Sunday, September 14, 2008 by Jack Kibble-White
With Deal Or No Deal still providing the television master a conduit for some of his greater presentational grandiosities, Are You Smarter Than a Ten-Year-Old? doing likewise on Sky One – and countless bits of Noel column inches about cosmic ordering and the BBC licence fee keeping our man in the public eye – one of television’s most self-confident exponents is currently firing on all cylinders.
But yet, as much as he might protest to the contrary, you sense his own personal journey back from the wilderness will not conclude until he is once more at the helm of a fuck-off massive light entertainment behemoth (preferably on the BBC). Back in 2006, we had Everyone’s a Winner! a one-off Lottery good causes Saturday night show, and now we have this – Noel’s HQ: Edmonds’ next attempt to re-establish himself as the grandmaster of live entertainment television.
But of course, this Sky One extravaganza was more than just 90-minutes of good, clean light entertainment. The title itself was a coded message to “Noel fans”, specifying how today’s Noel Edmonds is both the same and different to the one that hosted Noel’s House Party as recently as nine years ago. The message is that Noel’s HQ takes our man into new territory. His increasingly queasy Christmas specials are perhaps his most obvious precedent, but even they, with their mawkish sentimentality, are distinct from this latest project, merely by virtue of the fact their entire premise didn’t hinge around one basic assumption.
Noel’s HQ was destined to divide opinion, right from the outset because it presumes the viewers share the programme’s central thesis – that red tape (and by extension political correctness), is suffocating this great country. Clearly, whether you agree with this assertion or not probably largely determined what you made of this show. Noel’s HQ is a kind of hybrid of Noel’s Christmas Presents, Challenge Anneka, That’s Life! and Hughie Green’s infamous “Stand up and be counted” rant. It’s a live show in which members of the audience are singled out by Noel, who then goes on to tell us their story – usually a tale of honest citizens trying to make a difference. All of this is fair game of course, if rather uninspiring television.
What is less palatable however are the sequences in which Noel, from behind a news desk, brings us stories of local councils enforcing ridiculous laws, such as removing fly posters advertising a children’s charity. Each news item is followed up by a quick comment by – of all people – Carole Malone, stood atop a soap box, decrying Britain’s obsession with “red tape”. The section ends with Noel proclaiming we are living in “Bonkers Britain”, and then – get this – loads of people run on stage dressed in silly outfits, dancing around to a supposedly wacky jingle proclaiming the state of the nation as being “bonkers”. Even Keith Chegwin (who Noel refers to rather pleasingly as “Cheggers”) makes an appearance.
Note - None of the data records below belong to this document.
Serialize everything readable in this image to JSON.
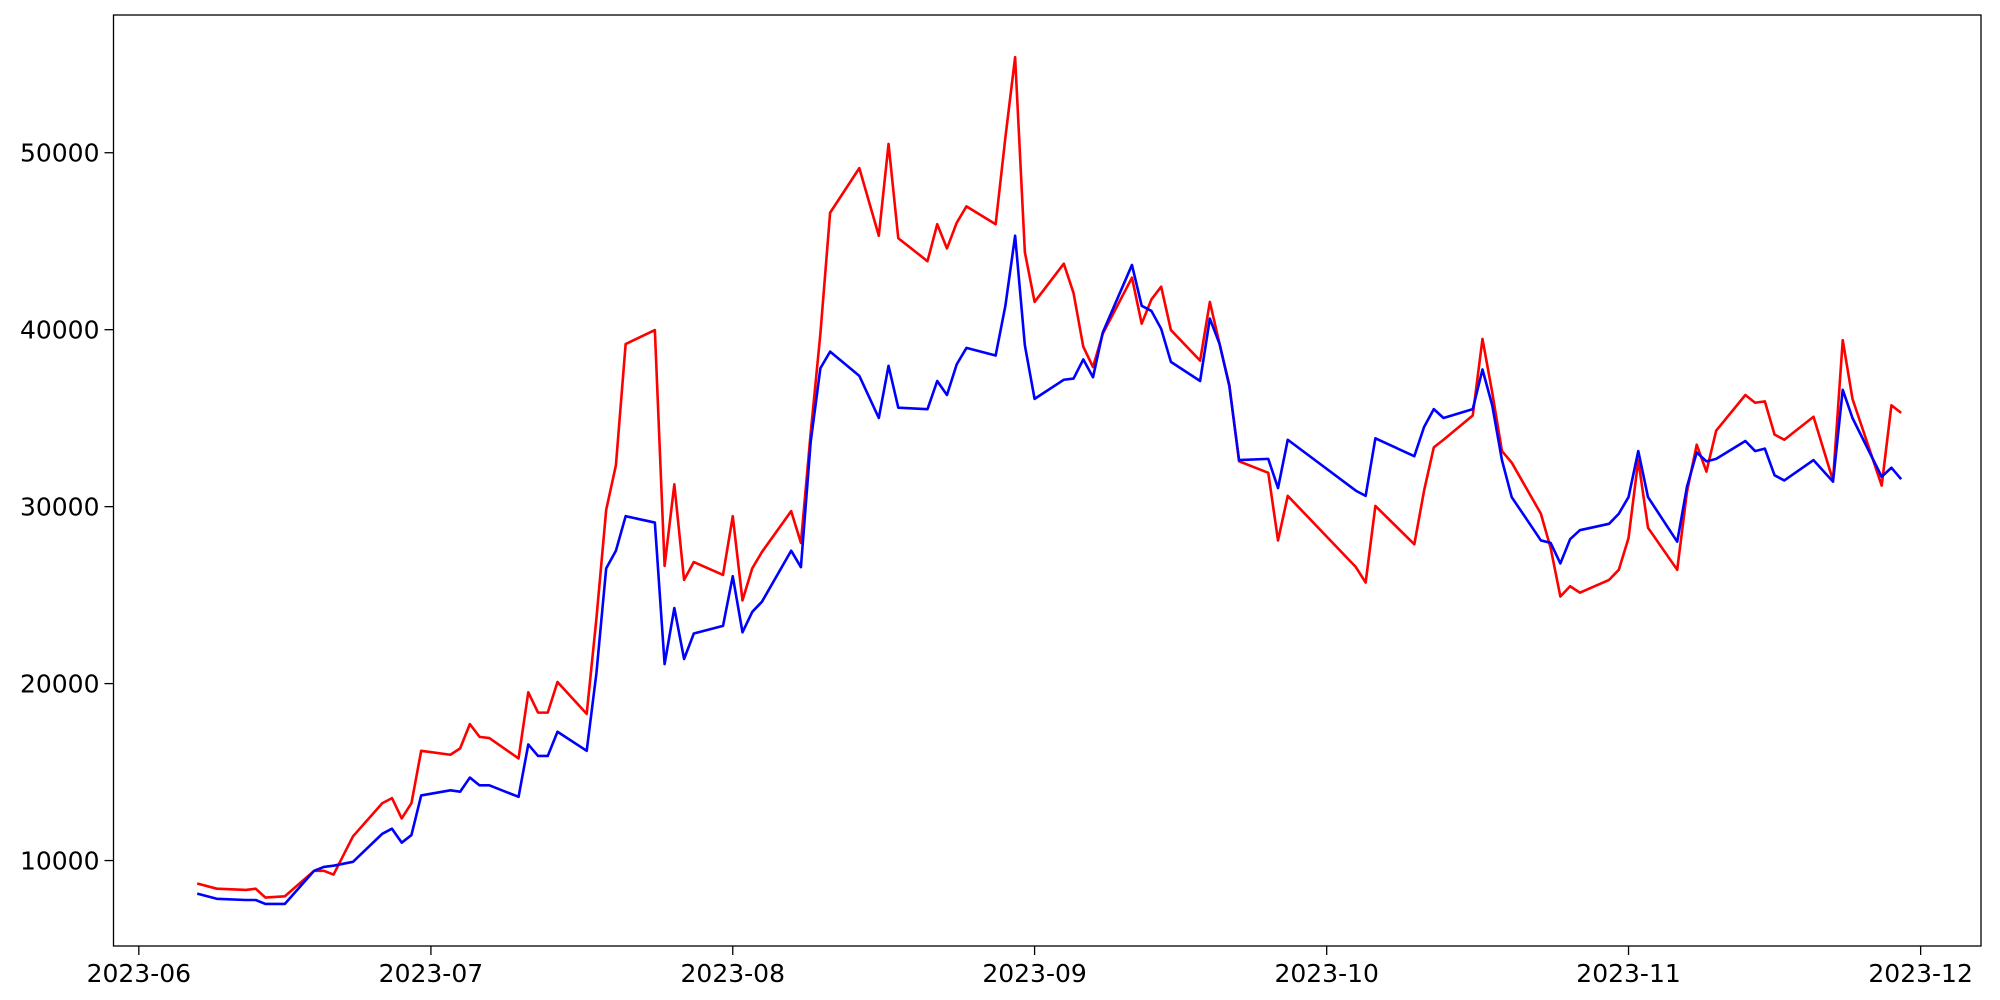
{
  "chart_data": {
    "type": "line",
    "x": [
      19515,
      19517,
      19520,
      19521,
      19522,
      19524,
      19527,
      19528,
      19529,
      19531,
      19534,
      19535,
      19536,
      19537,
      19538,
      19541,
      19542,
      19543,
      19544,
      19545,
      19548,
      19549,
      19550,
      19551,
      19552,
      19555,
      19556,
      19557,
      19558,
      19559,
      19562,
      19563,
      19564,
      19565,
      19566,
      19569,
      19570,
      19571,
      19572,
      19573,
      19576,
      19577,
      19578,
      19579,
      19580,
      19583,
      19585,
      19586,
      19587,
      19590,
      19591,
      19592,
      19593,
      19594,
      19597,
      19598,
      19599,
      19600,
      19601,
      19604,
      19605,
      19606,
      19607,
      19608,
      19611,
      19612,
      19613,
      19614,
      19615,
      19618,
      19619,
      19620,
      19621,
      19622,
      19625,
      19626,
      19627,
      19634,
      19635,
      19636,
      19640,
      19641,
      19642,
      19643,
      19646,
      19647,
      19648,
      19649,
      19650,
      19653,
      19654,
      19655,
      19656,
      19657,
      19660,
      19661,
      19662,
      19663,
      19664,
      19667,
      19668,
      19669,
      19670,
      19671,
      19674,
      19675,
      19676,
      19677,
      19678,
      19681,
      19683,
      19684,
      19685,
      19688,
      19689,
      19690
    ],
    "series": [
      {
        "color": "red",
        "values": [
          8700,
          8410,
          8340,
          8410,
          7910,
          7980,
          9420,
          9420,
          9210,
          11370,
          13240,
          13530,
          12380,
          13240,
          16200,
          15980,
          16340,
          17710,
          16990,
          16920,
          15770,
          19510,
          18360,
          18360,
          20090,
          18290,
          23690,
          29820,
          32340,
          39190,
          39980,
          26650,
          31260,
          25860,
          26870,
          26140,
          29460,
          24700,
          26510,
          27440,
          29750,
          27950,
          34140,
          39770,
          46610,
          49130,
          45310,
          50500,
          45170,
          43870,
          45960,
          44590,
          46040,
          46970,
          45960,
          50860,
          55400,
          44380,
          41570,
          43730,
          42070,
          39040,
          37890,
          39770,
          42940,
          40340,
          41710,
          42430,
          39980,
          38250,
          41570,
          39190,
          36880,
          32560,
          31910,
          28090,
          30610,
          26580,
          25710,
          30040,
          27870,
          30900,
          33350,
          33780,
          35150,
          39480,
          36450,
          33140,
          32490,
          29600,
          27660,
          24920,
          25500,
          25140,
          25860,
          26430,
          28230,
          32630,
          28810,
          26430,
          30830,
          33500,
          31980,
          34290,
          36310,
          35870,
          35950,
          34070,
          33780,
          35080,
          31480,
          39410,
          36090,
          31190,
          35730,
          35300
        ]
      },
      {
        "color": "blue",
        "values": [
          8130,
          7840,
          7770,
          7770,
          7550,
          7550,
          9420,
          9640,
          9710,
          9930,
          11510,
          11800,
          11010,
          11440,
          13680,
          13970,
          13890,
          14690,
          14250,
          14250,
          13600,
          16560,
          15910,
          15910,
          17280,
          16200,
          20600,
          26510,
          27510,
          29460,
          29100,
          21100,
          24270,
          21390,
          22830,
          23260,
          26070,
          22900,
          24050,
          24630,
          27510,
          26580,
          33640,
          37820,
          38760,
          37390,
          35010,
          37960,
          35590,
          35510,
          37100,
          36310,
          38040,
          38970,
          38540,
          41350,
          45310,
          39120,
          36090,
          37170,
          37240,
          38320,
          37310,
          39840,
          43660,
          41350,
          41060,
          40050,
          38180,
          37100,
          40630,
          39190,
          36810,
          32630,
          32700,
          31050,
          33780,
          30900,
          30610,
          33860,
          32850,
          34500,
          35510,
          35010,
          35510,
          37750,
          35730,
          32630,
          30540,
          28090,
          27950,
          26790,
          28160,
          28670,
          29030,
          29600,
          30540,
          33140,
          30540,
          28020,
          31120,
          33060,
          32560,
          32700,
          33710,
          33140,
          33280,
          31770,
          31480,
          32630,
          31410,
          36600,
          35010,
          31690,
          32200,
          31550
        ]
      }
    ],
    "xlim": [
      19506.4,
      19698.2
    ],
    "xticks": [
      {
        "value": 19509,
        "label": "2023-06"
      },
      {
        "value": 19539,
        "label": "2023-07"
      },
      {
        "value": 19570,
        "label": "2023-08"
      },
      {
        "value": 19601,
        "label": "2023-09"
      },
      {
        "value": 19631,
        "label": "2023-10"
      },
      {
        "value": 19662,
        "label": "2023-11"
      },
      {
        "value": 19692,
        "label": "2023-12"
      }
    ],
    "ylim": [
      5171,
      57784
    ],
    "yticks": [
      10000,
      20000,
      30000,
      40000,
      50000
    ],
    "grid": false
  }
}
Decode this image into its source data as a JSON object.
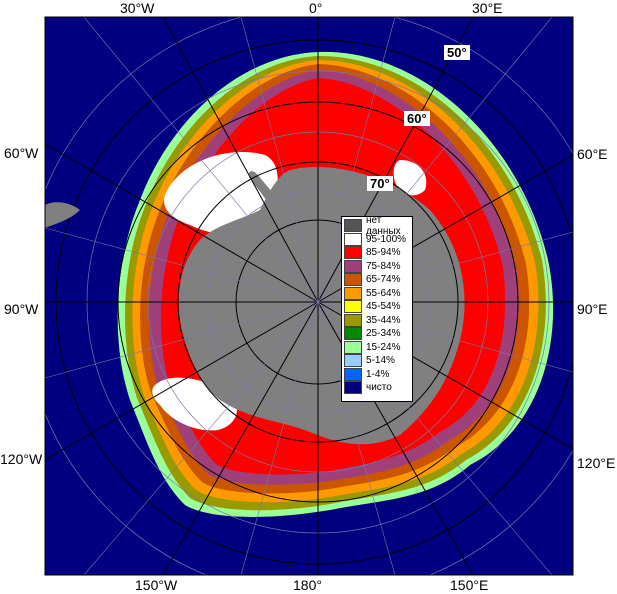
{
  "axes": {
    "top": [
      "30°W",
      "0°",
      "30°E"
    ],
    "bottom": [
      "150°W",
      "180°",
      "150°E"
    ],
    "left": [
      "60°W",
      "90°W",
      "120°W"
    ],
    "right": [
      "60°E",
      "90°E",
      "120°E"
    ],
    "latitudes": [
      "50°",
      "60°",
      "70°"
    ]
  },
  "legend": {
    "items": [
      {
        "label": "нет данных",
        "color": "#555555"
      },
      {
        "label": "95-100%",
        "color": "#ffffff"
      },
      {
        "label": "85-94%",
        "color": "#ff0000"
      },
      {
        "label": "75-84%",
        "color": "#a0407a"
      },
      {
        "label": "65-74%",
        "color": "#cc5500"
      },
      {
        "label": "55-64%",
        "color": "#ff9900"
      },
      {
        "label": "45-54%",
        "color": "#ffff00"
      },
      {
        "label": "35-44%",
        "color": "#999900"
      },
      {
        "label": "25-34%",
        "color": "#008800"
      },
      {
        "label": "15-24%",
        "color": "#99ff99"
      },
      {
        "label": "5-14%",
        "color": "#99ccff"
      },
      {
        "label": "1-4%",
        "color": "#0066ff"
      },
      {
        "label": "чисто",
        "color": "#000080"
      }
    ]
  },
  "colors": {
    "ocean": "#000080",
    "continent": "#808080",
    "continent_dark": "#666666",
    "grid": "#000000",
    "grid_faint": "#7777aa"
  }
}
Throughout the show, Noel’s “common sense” assertions grow increasingly tiresome and irritating – television is never more annoying than when it assumes it’s reflecting your opinion, and item after item of Noel’s HQ provides Britain’s legion of white van drivers with further (metaphorical) fuel. Watch out Britain’s radio phone-in shows. For the viewer tuning in looking for a bit of balanced social commentary, or even just a fix of heart-warm, Noel’s HQ’s fist-shaking posturing is not what’s required.
All of this is irritating enough, but for me – someone who genuinely thinks Noel is a great television professional – what particularly galls is that this is 90 minutes of live television where Noel completely fails to innovate or pull any televisual tricks out of the bag. This, remember, is the man who gave us NTV and a whole litany of fantastic light entertainment concepts during the 1980s and 90s. You would have thought at last being given his own live format to play with once again, Noel would have made some attempt to show the younger generation there is still life in the old Edmonds.
Yet, aside from one unscripted riff in which Noel uses a technical problem with the Sky One website as a way to make a comment about viewers’ general distrust of television, this is simply a telly anchoring job, and something you would have thought quite beneath his manifest talents.